4.3. Influence of Proposed Fusion Strategy
In this section, to further verify the validity of our proposed fusion strategy, in Table 5 we compare CSMF with the single-view FBN cases (i.e., PC, SR, MI, CC). From it we can be observed that CSMF outperforms the other four approaches. For example, our method improves the classification accuracy by 8.35% and 10.00% compared to the second-best methods, in the NYU and UM data, respectively. Such results demonstrate the existence of complementary information between different types of FBNs, which can improve the classification performance of brain diseases.

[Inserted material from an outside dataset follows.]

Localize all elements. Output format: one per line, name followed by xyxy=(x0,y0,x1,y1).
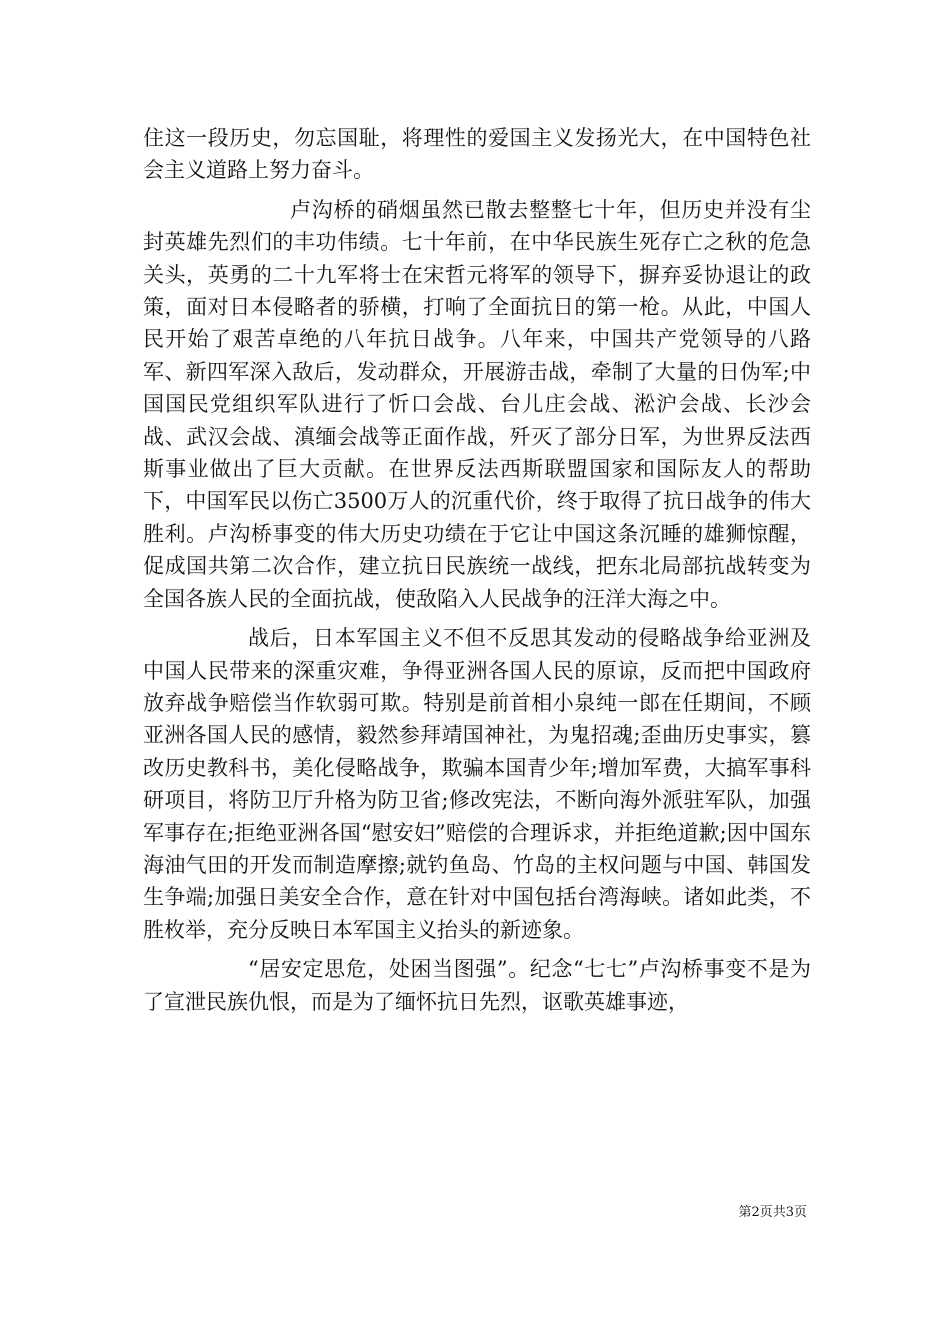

4.4. Identified Discriminative Features
As mentioned previously, we view the functional connectivity between the ROIs as features that identify ASDs from the NCs in the dataset. To visualize the features associated with ASD, we choose the 27 and 51 most discriminative features for NYU and UM sites based on a t-test with a p-value of 0.001, as shown in Figure 3. The thickness of the arcs indicates the discriminative power of the functional connectivities. The colors of the arcs are randomly generated just to show them more clearly. As we can see in Figure 3, the ROIs associated with the top discriminative features on the NYU site include right middle frontal gyrus, right hippocampus, right amygdala, bilateral putamen; on the UM site, the ROIs associated with the top discriminative features include the bilateral thalamus, the right parahippocampal gurus. These results are consistent with the results of previous studies [39] [40] [41] .
![]()
Figure 3. The most discriminating connections identified at (a) the NYU site and (b) the UM site. The thickness of the connection is inversely proportional to the p-value.
![]()
Table 5. Classification results for the CSMF and four single-view methods (i.e., PC, SR, MI, CC). The best classification performance are shown in bold.
5. Conclusion
In this paper, we propose a novel multi-view FBNs fusion method, named Consistent and Specific Multi-view FBN Fusion (CSMF). The method draws on the idea of multi-view subspace learning to reconstruct FBNs by fusing the consistency and specificity information among multiple different types of FBNs capturing different types of relationships among ROIs. The experimental results verified its effectiveness of identifying ASD patients on the two sites compared to several single-view FBN methods and state-of-the-art fusion strategies. However, the whole fusion process in CSMF is separated from the subsequent task such as brain disease diagnosis, which is difficult to make the fused FBN is beneficial to the final task. In the future work, we will integrate the fusion process and the final task into a unified framework, downstream classification tasks can effectively guide the fusion of FBNs.
Fund
This work was partly supported by National Natural Science Foundation of China (Nos. 62176112) and Natural Science Foundation of Shandong Province (Nos. ZR202102270451).
Author Contribution
C. Zhang and C. Wang contributed equally to this work and share first authorship.